January 15, 2025
4 mins read

Landlords in England face ban on ‘outrageous’ upfront charges

Housing minister Matthew Pennycook confirmed the addition of a clause to stop landlords making upfront charges in the Commons on Tuesday.

MPs have voted for a new, one-month cap on advance rent payments in England as the Renters’ Rights Bill edges closer to becoming law.

Housing minister Matthew Pennycook confirmed the addition of a clause to stop landlords making upfront charges in the Commons on Tuesday.

Landlord groups have warned the move could leave property owners open to risk if tenants have no other way of proving their ability to pay rent on an ongoing basis.

And Independent MP Jeremy Corbyn warned some tenants were being evicted before the package of protections in the Bill, which includes a ban on “no-fault” evictions, can come into effect as expected this summer.

Setting out the details of the cap in the Commons, Pennycook said the government wanted to stop demands for “large rent-in-advance payments”, which he said could sometimes amount to 12 months of rent.

Tenants who were “perfectly able to afford the monthly rent” were being asked to give landlords “ever larger sums” in advance, he said, or “risk being locked out of renting altogether”.

The latest move comes on top of existing measures intended to stop bidding wars for homes where “often desperate tenants are pitted against each other so that landlords are able to extract the highest possible payment they can”..

Shadow housing minister David Simmonds said the bill had “many shortcomings” and would create “concerns around the availability, and the affordability of accommodation in the private rented sector”.

A coalition of groups representing landlords and letting agents claimed the cap on upfront payments could leave tenants unable to prove their ability to cover their rent.

The groups, including the National Residential Landlords Association (NRLA), said: “Cutting off any assurance landlords might seek when renting to those who cannot easily prove their ability to afford a tenancy is neither practical nor responsible.”

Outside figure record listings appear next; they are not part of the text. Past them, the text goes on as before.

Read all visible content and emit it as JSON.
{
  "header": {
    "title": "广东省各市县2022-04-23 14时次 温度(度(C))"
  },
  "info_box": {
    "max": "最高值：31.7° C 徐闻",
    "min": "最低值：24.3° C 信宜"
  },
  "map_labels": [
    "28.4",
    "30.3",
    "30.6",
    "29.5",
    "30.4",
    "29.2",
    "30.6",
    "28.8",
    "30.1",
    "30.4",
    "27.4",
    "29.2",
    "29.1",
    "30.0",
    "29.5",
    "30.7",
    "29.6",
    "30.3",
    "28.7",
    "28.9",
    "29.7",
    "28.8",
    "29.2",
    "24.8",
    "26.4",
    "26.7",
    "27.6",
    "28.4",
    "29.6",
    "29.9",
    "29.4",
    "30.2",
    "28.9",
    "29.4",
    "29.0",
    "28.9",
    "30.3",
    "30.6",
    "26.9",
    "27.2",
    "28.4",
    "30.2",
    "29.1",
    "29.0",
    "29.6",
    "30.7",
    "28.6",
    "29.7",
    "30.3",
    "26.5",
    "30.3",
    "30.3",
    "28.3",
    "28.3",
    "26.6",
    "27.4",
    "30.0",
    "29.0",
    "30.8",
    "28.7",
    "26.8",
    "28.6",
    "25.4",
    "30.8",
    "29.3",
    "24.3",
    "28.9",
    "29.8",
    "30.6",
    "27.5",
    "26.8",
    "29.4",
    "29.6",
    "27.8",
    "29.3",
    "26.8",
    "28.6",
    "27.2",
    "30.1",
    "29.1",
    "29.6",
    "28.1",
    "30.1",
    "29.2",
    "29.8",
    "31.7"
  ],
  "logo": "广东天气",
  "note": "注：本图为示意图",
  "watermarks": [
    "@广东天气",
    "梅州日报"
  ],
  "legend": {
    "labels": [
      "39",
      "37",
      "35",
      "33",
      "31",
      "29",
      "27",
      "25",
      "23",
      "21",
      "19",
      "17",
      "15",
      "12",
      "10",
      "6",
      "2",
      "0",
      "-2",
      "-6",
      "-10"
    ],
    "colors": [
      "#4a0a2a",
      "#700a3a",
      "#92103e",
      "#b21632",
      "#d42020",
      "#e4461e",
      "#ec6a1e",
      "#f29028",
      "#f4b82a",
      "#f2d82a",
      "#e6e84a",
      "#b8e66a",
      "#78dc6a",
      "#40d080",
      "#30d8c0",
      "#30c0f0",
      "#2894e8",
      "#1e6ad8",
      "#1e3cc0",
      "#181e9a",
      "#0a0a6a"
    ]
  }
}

But some MPs, including Green Party co-leader Carla Denyer, called for the government to go further and introduce rent controls.

The Bristol West MP said the high cost of renting was leaving people “on the streets” so “rent controls are still needed – because having the right to something you cannot afford and cannot access is no help to anyone”.

Labour’s Bell Ribeiro-Addy, who is a renter and the MP for Clapham and Brixton Hill, said rent rises should be capped because “I’m yet to hear a compelling reason why landlords should see their incomes grow faster than people who actually work for a living”.

And former Labour leader Corbyn suggested evictions were happening before protections could be introduced, saying “there seems to be quite a lot of landlords at the present time who are using unreasonable arguments in order to terminate tenancies or raise rents ahead of this legislation coming in”.

Pennycook acknowledged there was “a lot of bad practice in the sector” that the government was keen to clamp down on, and acknowledged the potential for “retaliatory economic no-fault evictions” in the interim period.

However, he drew the line at rent controls, saying there was evidence the measure could harm tenants. “Once Section 21 [“no-fault”] evictions are done away with, unscrupulous landlords will no doubt attempt to evict tenants who assert their rights by means of extortionate rent rises,” he said.

However, he added, “the government sincerely believe that the introduction of rent controls in the private rented sector could harm tenants as well as landlords as a result of reduced supply, and discourage investment”.

Polly Neate, the chief executive of housing charity Shelter, welcomed the new cap on advance payments – but urged the government to go further on controlling rent rises.

She said: “For years, renters have been forced to magic up eye-watering sums up-front or see their hopes for a home vanish.

“With benefit recipients nearly twice as likely to be blocked from renting by demands for rent up-front, the government is absolutely right to use the Renters’ Rights Bill to rein this discriminatory practice in.

“To truly make renting more secure and affordable, the Bill must limit in-tenancy rent increases in line with either inflation or wage growth.”

The bill was supported by a majority of MPs at third reading and will now pass to the Lords.